Grand Central Station

Despite this, Ran is still a worthwhile experience and a one-of-a-kind example of digital storytelling. Revisiting it while researching this article made me realize that almost nothing made in the years since 2008 has tried to do what Ran did. Space Engine improves upon Celestia’s solar system simulation and controls, but all of its planets are procedurally generated. Outer Wilds comes close, with its use of realistic physics and time manipulation, but its solar system feels more like an interactive puzzle box than a real place. Despite the surge of interest in narrative-focused games and “interactive experiences” in the past couple years, I have yet to see anyone attempt to use a virtual world to tell a story on the same scale as Ran. The technology, tools, and (I think) audience are all there, but the idea that something like Ran could even be made seems to be missing.
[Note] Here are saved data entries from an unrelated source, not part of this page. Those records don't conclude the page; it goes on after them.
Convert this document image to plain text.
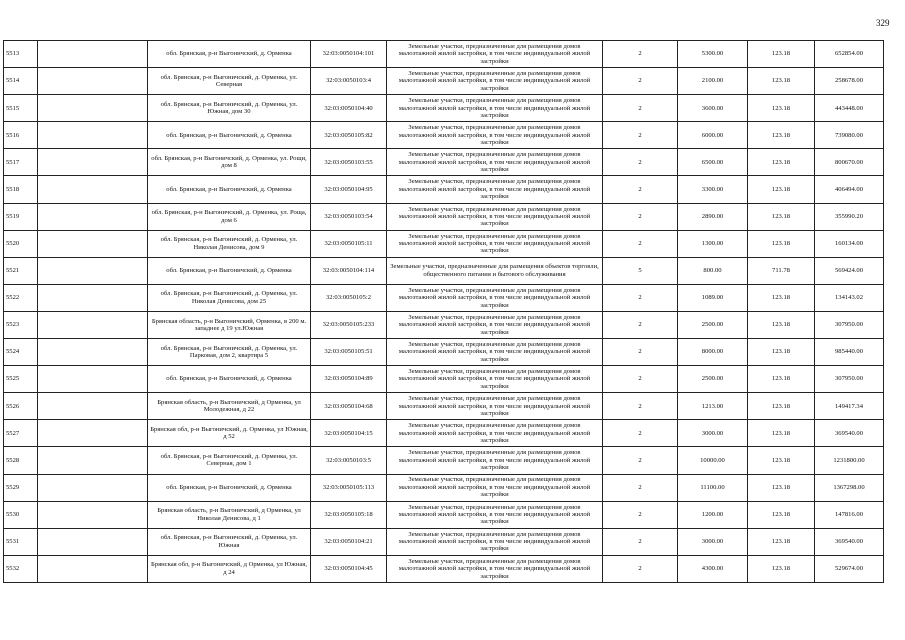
329
5513		обл. Брянская, р-н Выгоничский, д. Орменка	32:03:0050104:101	Земельные участки, предназначенные для размещения домов малоэтажной жилой застройки, в том числе индивидуальной жилой застройки	2	5300.00	123.18	652854.00
5514		обл. Брянская, р-н Выгоничский, д. Орменка, ул. Северная	32:03:0050103:4	Земельные участки, предназначенные для размещения домов малоэтажной жилой застройки, в том числе индивидуальной жилой застройки	2	2100.00	123.18	258678.00
5515		обл. Брянская, р-н Выгоничский, д. Орменка, ул. Южная, дом 30	32:03:0050104:40	Земельные участки, предназначенные для размещения домов малоэтажной жилой застройки, в том числе индивидуальной жилой застройки	2	3600.00	123.18	443448.00
5516		обл. Брянская, р-н Выгоничский, д. Орменка	32:03:0050105:82	Земельные участки, предназначенные для размещения домов малоэтажной жилой застройки, в том числе индивидуальной жилой застройки	2	6000.00	123.18	739080.00
5517		обл. Брянская, р-н Выгоничский, д. Орменка, ул. Рощи, дом 8	32:03:0050103:55	Земельные участки, предназначенные для размещения домов малоэтажной жилой застройки, в том числе индивидуальной жилой застройки	2	6500.00	123.18	800670.00
5518		обл. Брянская, р-н Выгоничский, д. Орменка	32:03:0050104:95	Земельные участки, предназначенные для размещения домов малоэтажной жилой застройки, в том числе индивидуальной жилой застройки	2	3300.00	123.18	406494.00
5519		обл. Брянская, р-н Выгоничский, д. Орменка, ул. Роща, дом 6	32:03:0050103:54	Земельные участки, предназначенные для размещения домов малоэтажной жилой застройки, в том числе индивидуальной жилой застройки	2	2890.00	123.18	355990.20
5520		обл. Брянская, р-н Выгоничский, д. Орменка, ул. Николая Денисова, дом 9	32:03:0050105:11	Земельные участки, предназначенные для размещения домов малоэтажной жилой застройки, в том числе индивидуальной жилой застройки	2	1300.00	123.18	160134.00
5521		обл. Брянская, р-н Выгоничский, д. Орменка	32:03:0050104:114	Земельные участки, предназначенные для размещения объектов торговли, общественного питания и бытового обслуживания	5	800.00	711.78	569424.00
5522		обл. Брянская, р-н Выгоничский, д. Орменка, ул. Николая Денисова, дом 25	32:03:0050105:2	Земельные участки, предназначенные для размещения домов малоэтажной жилой застройки, в том числе индивидуальной жилой застройки	2	1089.00	123.18	134143.02
5523		Брянская область, р-н Выгоничский, Орменка, в 200 м. западнее д 19 ул.Южная	32:03:0050105:233	Земельные участки, предназначенные для размещения домов малоэтажной жилой застройки, в том числе индивидуальной жилой застройки	2	2500.00	123.18	307950.00
5524		обл. Брянская, р-н Выгоничский, д. Орменка, ул. Парковая, дом 2, квартира 5	32:03:0050105:51	Земельные участки, предназначенные для размещения домов малоэтажной жилой застройки, в том числе индивидуальной жилой застройки	2	8000.00	123.18	985440.00
5525		обл. Брянская, р-н Выгоничский, д. Орменка	32:03:0050104:89	Земельные участки, предназначенные для размещения домов малоэтажной жилой застройки, в том числе индивидуальной жилой застройки	2	2500.00	123.18	307950.00
5526		Брянская область, р-н Выгоничский, д Орменка, ул Молодежная, д 22	32:03:0050104:68	Земельные участки, предназначенные для размещения домов малоэтажной жилой застройки, в том числе индивидуальной жилой застройки	2	1213.00	123.18	149417.34
5527		Брянская обл, р-н Выгоничский, д. Орменка, ул Южная, д 52	32:03:0050104:15	Земельные участки, предназначенные для размещения домов малоэтажной жилой застройки, в том числе индивидуальной жилой застройки	2	3000.00	123.18	369540.00
5528		обл. Брянская, р-н Выгоничский, д. Орменка, ул. Северная, дом 1	32:03:0050103:5	Земельные участки, предназначенные для размещения домов малоэтажной жилой застройки, в том числе индивидуальной жилой застройки	2	10000.00	123.18	1231800.00
5529		обл. Брянская, р-н Выгоничский, д. Орменка	32:03:0050105:113	Земельные участки, предназначенные для размещения домов малоэтажной жилой застройки, в том числе индивидуальной жилой застройки	2	11100.00	123.18	1367298.00
5530		Брянская область, р-н Выгоничский, д Орменка, ул Николая Денисова, д 1	32:03:0050105:18	Земельные участки, предназначенные для размещения домов малоэтажной жилой застройки, в том числе индивидуальной жилой застройки	2	1200.00	123.18	147816.00
5531		обл. Брянская, р-н Выгоничский, д. Орменка, ул. Южная	32:03:0050104:21	Земельные участки, предназначенные для размещения домов малоэтажной жилой застройки, в том числе индивидуальной жилой застройки	2	3000.00	123.18	369540.00
5532		Брянская обл, р-н Выгоничский, д Орменка, ул Южная, д 24	32:03:0050104:45	Земельные участки, предназначенные для размещения домов малоэтажной жилой застройки, в том числе индивидуальной жилой застройки	2	4300.00	123.18	529674.00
It’s because of this that I think Ran is worth preserving and writing about. It’s a flawed project with niche appeal, but it’s also got a lot of potential and represents a very original idea. I think a proper spiritual sequel - running on a modern engine with better controls, based on a more in-depth story, even incorporating some game-like mechanics - has the potential to be very successful. That said, I won’t deny that nostalgia has a lot to do with my continuing interest. What keeps me coming back to Ran is the feeling that there’s still something left to discover in its virtual world, something I wasn’t able to figure out the last time I re-downloaded it. Not many video games give me that feeling, and it’s something I’d like to share with other people. If Ran sounds like something you might be interested in, then I highly recommend you give it a download - you might end up discovering something interesting.